Notas:
El 20% de ancianos con fractura de cadera no vuelven a caminar
  
Un 20 por ciento de los ancianos que sufren una fractura de cadera no vuelven a caminar, patología que tiene una mortalidad del 14 al 36 por ciento, según Juan Santamaría Ortiz, del Servicio de Geriatría del Glasgow Royal Infirmary Hospital, en Gran Bretaña. "De ahí que se requiera una rápida valoración en el servicio de urgencias y un traslado inmediato a la sala de traumatología. Esta valoración preoperatoria ha de ser multidisciplinar, tanto de las consecuencias de la propia fractura como del impacto del estrés consiguiente". Sobre la rehabilitación y alta, insistió en la movilización precoz, tras valorar el estado funcional premórbido, la situación social y la presencia de patología concurrente.

Artrosis y osteoporosis son enfermedades relacionadas con la fractura de cadera. En este sentido, José Pérez Venegas, reumatólogo del Hospital de Jerez, dijo que "debe hacerse una aproximación médica, física y psicosocial, con el objeto de mejorar su calidad de vida". La terapia física y ocupacional, una dieta adecuada, la protección articular y las medidas posturales han de ir junto con medidas farmacológicas de acción lenta que eviten el dolor y la progresión de la enfermedad.

Criterios de elección

Por su parte, Evaristo Fernández Ruiz, jefe de la Unidad de Nefrología del Hospital de Puerto Real, en Cádiz, refiriéndose a la insuficiencia renal en los ancianos, estableció los criterios de aplicación de la hemodiálisis o de la diálisis peritoneal. "Las situaciones que aconsejan la hemodiálisis son hernias, diverticulosis, cirugía abdominal previa u ostomías, malnutrición, agravación de otras patologías o intolerancia a la glucosa. La diálisis peritoneal continua ambulatoria se indica cuando hay intolerancia a bruscas retiradas de líquido en pacientes con baja reserva cardiaca, cardiopatías isquémicas, tendencia a las arritmias, complicaciones para un acceso vascular y aspectos socioeconómicos, como la distancia al centro de diálisis".

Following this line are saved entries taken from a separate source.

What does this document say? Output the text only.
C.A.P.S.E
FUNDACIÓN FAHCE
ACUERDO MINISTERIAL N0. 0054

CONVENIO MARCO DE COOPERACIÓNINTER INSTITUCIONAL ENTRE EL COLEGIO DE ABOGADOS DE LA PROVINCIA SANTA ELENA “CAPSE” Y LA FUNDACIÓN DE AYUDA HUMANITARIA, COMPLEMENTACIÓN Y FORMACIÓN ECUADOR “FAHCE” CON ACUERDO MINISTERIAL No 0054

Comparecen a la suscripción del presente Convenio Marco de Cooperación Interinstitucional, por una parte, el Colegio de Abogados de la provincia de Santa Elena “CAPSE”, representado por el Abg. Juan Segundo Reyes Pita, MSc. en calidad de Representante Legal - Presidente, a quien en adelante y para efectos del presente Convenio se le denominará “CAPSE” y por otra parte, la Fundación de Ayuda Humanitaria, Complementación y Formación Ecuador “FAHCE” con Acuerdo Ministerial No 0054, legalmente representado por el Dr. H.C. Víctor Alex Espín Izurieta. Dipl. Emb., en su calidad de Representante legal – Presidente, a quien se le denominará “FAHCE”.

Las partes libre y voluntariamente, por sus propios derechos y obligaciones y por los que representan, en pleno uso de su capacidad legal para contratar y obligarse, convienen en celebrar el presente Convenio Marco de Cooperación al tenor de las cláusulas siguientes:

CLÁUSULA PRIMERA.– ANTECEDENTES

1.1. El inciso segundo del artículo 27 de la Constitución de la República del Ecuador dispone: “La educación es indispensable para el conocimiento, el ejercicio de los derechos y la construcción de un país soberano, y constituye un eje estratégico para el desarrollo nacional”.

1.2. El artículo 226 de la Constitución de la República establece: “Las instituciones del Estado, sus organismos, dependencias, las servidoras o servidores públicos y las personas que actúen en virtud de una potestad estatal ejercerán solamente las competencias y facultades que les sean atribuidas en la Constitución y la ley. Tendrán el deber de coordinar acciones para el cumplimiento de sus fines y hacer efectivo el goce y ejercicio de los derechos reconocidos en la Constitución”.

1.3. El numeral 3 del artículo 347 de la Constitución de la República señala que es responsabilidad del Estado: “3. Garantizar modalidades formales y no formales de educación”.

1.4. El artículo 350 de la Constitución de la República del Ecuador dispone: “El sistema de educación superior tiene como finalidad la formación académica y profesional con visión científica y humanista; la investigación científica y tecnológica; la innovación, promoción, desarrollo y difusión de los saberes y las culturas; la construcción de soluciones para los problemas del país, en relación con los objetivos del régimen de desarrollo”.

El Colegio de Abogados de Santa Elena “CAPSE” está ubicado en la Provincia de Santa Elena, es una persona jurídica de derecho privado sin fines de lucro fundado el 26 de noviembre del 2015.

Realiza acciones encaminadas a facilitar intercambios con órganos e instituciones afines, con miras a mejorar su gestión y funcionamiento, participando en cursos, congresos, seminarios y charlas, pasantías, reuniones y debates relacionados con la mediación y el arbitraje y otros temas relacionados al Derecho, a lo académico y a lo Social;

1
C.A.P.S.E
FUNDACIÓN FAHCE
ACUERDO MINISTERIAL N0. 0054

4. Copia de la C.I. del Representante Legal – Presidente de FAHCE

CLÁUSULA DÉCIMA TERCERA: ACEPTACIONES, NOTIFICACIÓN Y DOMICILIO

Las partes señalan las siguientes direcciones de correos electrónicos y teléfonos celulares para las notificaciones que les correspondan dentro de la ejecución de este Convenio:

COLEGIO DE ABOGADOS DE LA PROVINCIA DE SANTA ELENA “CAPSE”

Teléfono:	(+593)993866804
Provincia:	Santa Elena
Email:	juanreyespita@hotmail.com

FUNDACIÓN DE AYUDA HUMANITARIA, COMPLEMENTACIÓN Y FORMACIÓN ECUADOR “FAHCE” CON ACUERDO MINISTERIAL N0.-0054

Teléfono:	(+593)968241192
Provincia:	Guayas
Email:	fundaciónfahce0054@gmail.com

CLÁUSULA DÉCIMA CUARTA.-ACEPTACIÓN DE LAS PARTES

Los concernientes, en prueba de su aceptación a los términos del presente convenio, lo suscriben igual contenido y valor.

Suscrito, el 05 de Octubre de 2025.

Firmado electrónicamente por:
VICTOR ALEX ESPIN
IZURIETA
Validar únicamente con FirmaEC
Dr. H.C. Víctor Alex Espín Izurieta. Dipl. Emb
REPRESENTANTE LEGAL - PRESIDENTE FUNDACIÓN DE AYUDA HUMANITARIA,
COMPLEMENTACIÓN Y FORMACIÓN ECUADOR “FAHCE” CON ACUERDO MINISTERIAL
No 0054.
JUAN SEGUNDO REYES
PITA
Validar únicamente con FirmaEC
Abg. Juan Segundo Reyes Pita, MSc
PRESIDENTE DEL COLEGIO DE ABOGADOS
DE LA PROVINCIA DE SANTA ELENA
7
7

Al plantear los inconvenientes de la hemodiálisis, Evaristo Fernández citó la enfermedad cardiovascular, la anemia o las disfunciones del SNC. Los obstáculos de la diálisis peritoneal ambulatoria en los ancianos serían disfunciones incapacitantes del SNC o problemas digestivos y pérdida de proteínas.

Acerca del trasplante renal, indicó que su riesgo es predecible y controlable. Mencionó en esta línea la eventración, mayor incidencia de complicaciones postoperatorias e infecciones, así como otros riesgos cardiovasculares. En cuanto a la supervivencia de los pacientes de diálisis explicó que existen diferencias entre países y centros, debido a los diversos criterios de inclusión y a la morbilidad asociada en cada lugar. "Los resultados para pacientes mayores de 65 años oscilan entre el 25 y el 52 por ciento, si bien la supervivencia es algo mejor en los países del sur de Europa debido a la menor mortalidad cardiovascular".